Novas Histórias do Tempo da Velha Escola (CXXIII)

Patos de Minas, 07 de junho de 2040

Apelei a uma réstea de paciência e assisti a dez minutos de outra aula televisionada. O professor ia lendo palavras associadas a imagens inscritas no quadro negro digital:

“Por exemplo, Se repararem, a palavra candeeiro tem ali dois és. É uma palavra difícil. E a palavra “assobiar”. Aqui não posso assobiar, não fica bem, não é?- E escreveu no quadro:

Assobio é um nome. Assobiar é um verbo. Agora, vamos todos ler o texto. Sabes o que é um resumo? Pensa lá!”

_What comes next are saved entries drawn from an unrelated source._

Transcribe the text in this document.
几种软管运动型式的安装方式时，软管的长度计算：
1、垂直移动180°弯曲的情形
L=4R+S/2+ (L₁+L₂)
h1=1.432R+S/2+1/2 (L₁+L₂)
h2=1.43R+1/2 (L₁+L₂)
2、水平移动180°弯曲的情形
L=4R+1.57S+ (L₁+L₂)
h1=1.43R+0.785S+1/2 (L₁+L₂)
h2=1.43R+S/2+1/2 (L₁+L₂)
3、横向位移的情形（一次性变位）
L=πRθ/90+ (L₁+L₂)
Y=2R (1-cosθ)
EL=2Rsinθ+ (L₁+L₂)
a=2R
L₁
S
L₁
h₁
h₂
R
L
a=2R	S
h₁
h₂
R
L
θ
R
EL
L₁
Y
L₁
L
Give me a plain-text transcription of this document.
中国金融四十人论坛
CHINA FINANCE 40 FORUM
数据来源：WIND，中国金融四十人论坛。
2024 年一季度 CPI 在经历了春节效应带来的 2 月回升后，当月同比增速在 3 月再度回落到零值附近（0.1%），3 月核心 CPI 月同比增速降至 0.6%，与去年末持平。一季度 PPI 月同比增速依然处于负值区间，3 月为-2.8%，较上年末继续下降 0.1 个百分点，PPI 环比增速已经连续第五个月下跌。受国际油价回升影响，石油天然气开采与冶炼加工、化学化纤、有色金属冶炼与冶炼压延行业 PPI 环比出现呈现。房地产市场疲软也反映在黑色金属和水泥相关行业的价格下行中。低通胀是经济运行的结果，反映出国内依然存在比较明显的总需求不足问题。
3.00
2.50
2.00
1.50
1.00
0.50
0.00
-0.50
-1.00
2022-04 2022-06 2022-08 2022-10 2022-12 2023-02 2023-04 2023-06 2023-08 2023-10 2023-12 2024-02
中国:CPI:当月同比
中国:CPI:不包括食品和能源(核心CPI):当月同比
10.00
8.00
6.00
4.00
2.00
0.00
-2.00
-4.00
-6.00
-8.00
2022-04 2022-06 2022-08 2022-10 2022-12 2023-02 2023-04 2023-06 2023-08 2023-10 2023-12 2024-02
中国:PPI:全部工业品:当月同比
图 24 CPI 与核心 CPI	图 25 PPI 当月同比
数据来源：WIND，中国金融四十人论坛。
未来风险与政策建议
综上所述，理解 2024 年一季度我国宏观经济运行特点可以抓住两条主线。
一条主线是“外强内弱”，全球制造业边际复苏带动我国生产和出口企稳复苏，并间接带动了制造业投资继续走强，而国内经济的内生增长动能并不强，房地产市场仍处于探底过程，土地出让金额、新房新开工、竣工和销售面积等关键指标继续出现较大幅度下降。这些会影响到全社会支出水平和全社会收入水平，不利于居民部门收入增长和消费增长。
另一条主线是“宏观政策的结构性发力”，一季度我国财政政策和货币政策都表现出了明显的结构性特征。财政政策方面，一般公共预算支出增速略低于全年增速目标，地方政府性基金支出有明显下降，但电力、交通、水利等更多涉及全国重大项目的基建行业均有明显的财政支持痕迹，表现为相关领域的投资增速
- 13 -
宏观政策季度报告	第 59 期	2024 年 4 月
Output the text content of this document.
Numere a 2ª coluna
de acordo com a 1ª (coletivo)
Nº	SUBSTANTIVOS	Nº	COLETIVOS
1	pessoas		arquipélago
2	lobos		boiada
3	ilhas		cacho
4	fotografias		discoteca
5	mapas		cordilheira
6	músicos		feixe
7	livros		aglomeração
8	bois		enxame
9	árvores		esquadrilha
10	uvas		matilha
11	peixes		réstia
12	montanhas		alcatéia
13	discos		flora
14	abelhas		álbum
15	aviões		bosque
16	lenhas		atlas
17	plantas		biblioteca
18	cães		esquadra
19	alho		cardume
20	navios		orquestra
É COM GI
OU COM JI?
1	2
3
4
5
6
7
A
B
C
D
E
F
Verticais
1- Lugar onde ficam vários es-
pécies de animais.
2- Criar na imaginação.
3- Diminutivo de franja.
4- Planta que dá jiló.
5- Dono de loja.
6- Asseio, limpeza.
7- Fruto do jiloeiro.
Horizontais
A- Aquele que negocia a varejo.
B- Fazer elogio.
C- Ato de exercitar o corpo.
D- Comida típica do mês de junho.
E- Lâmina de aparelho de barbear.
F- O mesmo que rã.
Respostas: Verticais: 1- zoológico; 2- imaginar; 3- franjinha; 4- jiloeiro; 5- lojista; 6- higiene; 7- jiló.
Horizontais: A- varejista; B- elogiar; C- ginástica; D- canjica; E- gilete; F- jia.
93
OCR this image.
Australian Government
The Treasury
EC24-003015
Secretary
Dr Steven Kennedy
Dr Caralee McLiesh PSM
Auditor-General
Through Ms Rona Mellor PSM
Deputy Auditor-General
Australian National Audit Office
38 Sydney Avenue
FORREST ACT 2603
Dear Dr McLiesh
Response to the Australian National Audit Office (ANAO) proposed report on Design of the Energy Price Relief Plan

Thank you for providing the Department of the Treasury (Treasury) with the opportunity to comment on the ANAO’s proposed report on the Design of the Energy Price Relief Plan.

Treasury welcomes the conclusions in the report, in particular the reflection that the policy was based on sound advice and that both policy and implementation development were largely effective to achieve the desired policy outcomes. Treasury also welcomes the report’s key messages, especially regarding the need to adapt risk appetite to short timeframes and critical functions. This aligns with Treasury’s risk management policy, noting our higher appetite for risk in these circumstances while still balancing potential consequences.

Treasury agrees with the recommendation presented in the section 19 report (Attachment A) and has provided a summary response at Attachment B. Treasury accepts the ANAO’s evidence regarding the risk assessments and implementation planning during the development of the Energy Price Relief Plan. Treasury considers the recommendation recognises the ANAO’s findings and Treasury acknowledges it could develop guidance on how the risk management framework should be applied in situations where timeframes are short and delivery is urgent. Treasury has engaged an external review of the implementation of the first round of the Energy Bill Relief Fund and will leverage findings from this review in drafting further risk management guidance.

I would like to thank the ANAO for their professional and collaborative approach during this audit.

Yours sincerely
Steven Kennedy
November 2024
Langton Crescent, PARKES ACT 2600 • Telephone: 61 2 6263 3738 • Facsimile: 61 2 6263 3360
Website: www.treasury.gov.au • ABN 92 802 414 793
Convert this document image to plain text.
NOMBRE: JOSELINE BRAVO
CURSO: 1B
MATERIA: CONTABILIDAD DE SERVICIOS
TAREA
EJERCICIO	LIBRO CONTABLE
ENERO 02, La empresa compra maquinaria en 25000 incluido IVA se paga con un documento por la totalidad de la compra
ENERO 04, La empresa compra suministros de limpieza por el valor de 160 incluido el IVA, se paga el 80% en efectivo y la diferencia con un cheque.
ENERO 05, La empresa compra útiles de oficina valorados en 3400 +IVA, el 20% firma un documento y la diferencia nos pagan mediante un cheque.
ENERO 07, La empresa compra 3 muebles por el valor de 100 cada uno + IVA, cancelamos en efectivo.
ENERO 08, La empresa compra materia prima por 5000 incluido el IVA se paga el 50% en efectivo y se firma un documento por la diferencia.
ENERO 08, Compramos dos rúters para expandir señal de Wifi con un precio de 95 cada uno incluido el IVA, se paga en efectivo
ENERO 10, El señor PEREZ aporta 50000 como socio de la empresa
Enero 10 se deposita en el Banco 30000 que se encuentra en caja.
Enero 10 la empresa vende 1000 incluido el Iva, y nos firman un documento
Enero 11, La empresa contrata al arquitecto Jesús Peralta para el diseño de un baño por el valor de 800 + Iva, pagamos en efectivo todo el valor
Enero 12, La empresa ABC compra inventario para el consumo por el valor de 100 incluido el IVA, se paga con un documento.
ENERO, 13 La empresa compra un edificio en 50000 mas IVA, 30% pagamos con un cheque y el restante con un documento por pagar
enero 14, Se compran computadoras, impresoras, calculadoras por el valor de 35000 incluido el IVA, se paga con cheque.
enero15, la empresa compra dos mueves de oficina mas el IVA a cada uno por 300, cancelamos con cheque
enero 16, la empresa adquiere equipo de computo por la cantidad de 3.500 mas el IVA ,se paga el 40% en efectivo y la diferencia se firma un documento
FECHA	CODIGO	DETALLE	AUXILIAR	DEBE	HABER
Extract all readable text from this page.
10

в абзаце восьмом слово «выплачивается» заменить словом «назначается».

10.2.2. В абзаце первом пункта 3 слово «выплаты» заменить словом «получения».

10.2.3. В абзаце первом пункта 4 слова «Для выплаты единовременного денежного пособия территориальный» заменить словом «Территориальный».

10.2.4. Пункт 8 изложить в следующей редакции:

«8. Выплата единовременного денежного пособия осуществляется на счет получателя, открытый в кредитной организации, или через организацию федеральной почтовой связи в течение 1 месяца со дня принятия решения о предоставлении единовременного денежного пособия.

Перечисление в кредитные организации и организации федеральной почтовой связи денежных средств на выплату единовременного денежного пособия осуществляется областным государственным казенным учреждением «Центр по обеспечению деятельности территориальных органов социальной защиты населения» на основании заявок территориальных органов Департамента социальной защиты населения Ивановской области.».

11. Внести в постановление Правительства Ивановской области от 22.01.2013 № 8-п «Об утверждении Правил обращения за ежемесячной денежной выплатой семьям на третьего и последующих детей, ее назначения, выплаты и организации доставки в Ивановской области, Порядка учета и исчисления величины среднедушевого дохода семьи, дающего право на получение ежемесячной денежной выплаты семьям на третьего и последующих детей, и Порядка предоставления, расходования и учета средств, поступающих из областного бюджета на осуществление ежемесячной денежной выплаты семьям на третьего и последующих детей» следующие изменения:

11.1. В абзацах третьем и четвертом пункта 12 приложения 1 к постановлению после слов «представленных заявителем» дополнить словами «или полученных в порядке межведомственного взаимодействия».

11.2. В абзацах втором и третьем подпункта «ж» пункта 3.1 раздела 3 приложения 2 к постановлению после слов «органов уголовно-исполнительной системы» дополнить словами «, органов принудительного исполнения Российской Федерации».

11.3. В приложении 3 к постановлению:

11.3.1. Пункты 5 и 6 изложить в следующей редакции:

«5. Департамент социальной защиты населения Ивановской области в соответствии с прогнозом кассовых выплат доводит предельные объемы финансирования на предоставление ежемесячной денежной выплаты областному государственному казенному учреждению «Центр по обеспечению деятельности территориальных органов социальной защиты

O professor não esperou a resposta, porque ela jamais surgiria. E respondeu:

“Resumo é contar a história em poucas palavras. Vamos avançar mais um bocado. Temos aqui perguntas” – O professor foi fazendo perguntas e respondendo às perguntas que fazia… em seguida, dirigindo-se a um hipotético “aluno médio”, que estaria algures, frente a um computador :

“Diz-me lá, quantos meninos há no vídeo?”

Fica em silêncio, durante alguns segundos.

“Pois é! Eram quatro! E o que estão a comer?” – e volta a ficar em silêncio.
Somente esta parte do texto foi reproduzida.